Brunel avait, naturellement, été entouré de beaucoup de Donald Duck. Le plus tenace fut un certain Dr Dionysius Lardner, qui avait prouvé indiscutablement qu’aucun navire à vapeur ne pourrait jamais traverser l’Atlantique. Un ingénieur pouvait réfuter des critiques fondées sur des erreurs dans les faits ou dans les calculs. Mais le point que Donald Duck avait soulevé était plus subtil et pas aussi facile à repousser. Morgan se souvint soudain que son héros s’était trouvé en face de quelque chose de très similaire, il y avait trois siècles.

Il chercha dans sa petite mais très précieuse collection de livres véritables, et sortit celui qu’il avait lu peut-être plus souvent que tout autre ; la biographie classique de Rolt, Isambard Kingdom Brunel. Feuilletant les pages tant de fois parcourues, il trouva rapidement le passage qui avait éveillé sa mémoire.

Brunel avait projeté un tunnel de chemin de fer, long de près de trois kilomètres – une idée « monstrueuse et extraordinaire, très dangereuse et irréalisable ». Il était inconcevable, disaient les critiques, que des êtres humains puissent supporter l’épreuve de foncer à toute allure à travers d’effrayantes ténèbres. « Il n’y a personne qui désirerait être privé de la lumière du jour avec le sentiment d’avoir au-dessus de lui un poids de terre suffisant pour l’écraser en cas d’accident… le bruit de deux trains qui se croiseraient ébranlerait les nerfs… pas un passager ne pourrait être décidé à le faire deux fois…»

Tout cela était tellement connu. La devise des Lardner et des Bickerstaff semblait être : « Rien ne pourra être fait pour la première fois. »

Et cependant… parfois ils avaient raison, quand ce ne serait qu’en raison du fonctionnement des lois du hasard. Donald Duck faisait apparaître cela si raisonnable.

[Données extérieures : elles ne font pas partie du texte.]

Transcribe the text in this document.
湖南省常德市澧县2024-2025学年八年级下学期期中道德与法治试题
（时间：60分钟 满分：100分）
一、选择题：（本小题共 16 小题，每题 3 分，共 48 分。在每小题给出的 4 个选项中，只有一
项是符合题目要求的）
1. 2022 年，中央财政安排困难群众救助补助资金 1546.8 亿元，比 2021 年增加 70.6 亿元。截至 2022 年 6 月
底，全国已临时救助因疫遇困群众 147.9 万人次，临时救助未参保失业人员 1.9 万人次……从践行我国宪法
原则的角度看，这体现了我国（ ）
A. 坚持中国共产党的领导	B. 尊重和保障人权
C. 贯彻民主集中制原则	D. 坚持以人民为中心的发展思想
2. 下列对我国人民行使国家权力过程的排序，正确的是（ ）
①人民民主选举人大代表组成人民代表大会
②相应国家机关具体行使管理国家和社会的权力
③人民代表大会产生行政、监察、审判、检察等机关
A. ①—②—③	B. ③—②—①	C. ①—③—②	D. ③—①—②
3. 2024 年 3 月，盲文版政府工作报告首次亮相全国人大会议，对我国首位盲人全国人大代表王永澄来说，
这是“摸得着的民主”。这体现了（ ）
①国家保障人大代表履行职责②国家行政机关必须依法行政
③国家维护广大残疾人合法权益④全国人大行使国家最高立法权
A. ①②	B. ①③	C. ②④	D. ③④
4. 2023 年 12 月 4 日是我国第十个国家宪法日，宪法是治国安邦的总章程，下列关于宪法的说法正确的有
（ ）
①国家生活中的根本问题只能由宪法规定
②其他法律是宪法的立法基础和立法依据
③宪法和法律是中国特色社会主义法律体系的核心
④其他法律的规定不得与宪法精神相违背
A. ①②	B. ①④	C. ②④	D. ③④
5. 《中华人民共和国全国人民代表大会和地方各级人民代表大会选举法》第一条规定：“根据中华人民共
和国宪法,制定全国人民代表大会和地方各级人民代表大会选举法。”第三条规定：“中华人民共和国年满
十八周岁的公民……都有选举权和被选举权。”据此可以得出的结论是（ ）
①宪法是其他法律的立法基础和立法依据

Il avait commencé par dire, en affichant une modestie aussi inhabituelle que mensongère, qu’il n’aurait pas la présomption de critiquer les aspects techniques du transporteur spatial. Il ne voulait parler que des problèmes psychologiques que celui-ci poserait. Ils pouvaient être résumés d’un mot : vertige. L’être humain normal, avait-il fait remarquer, avait une phobie très justifiée des hauteurs ; seuls, les acrobates et les funambules étaient exempts de cette réaction naturelle. La construction la plus élevée du monde avait moins de cinq mille mètres de haut – et il n’y avait pas beaucoup de gens à qui il plairait d’être hissés verticalement jusqu’au sommet des pylônes du pont de Gibraltar.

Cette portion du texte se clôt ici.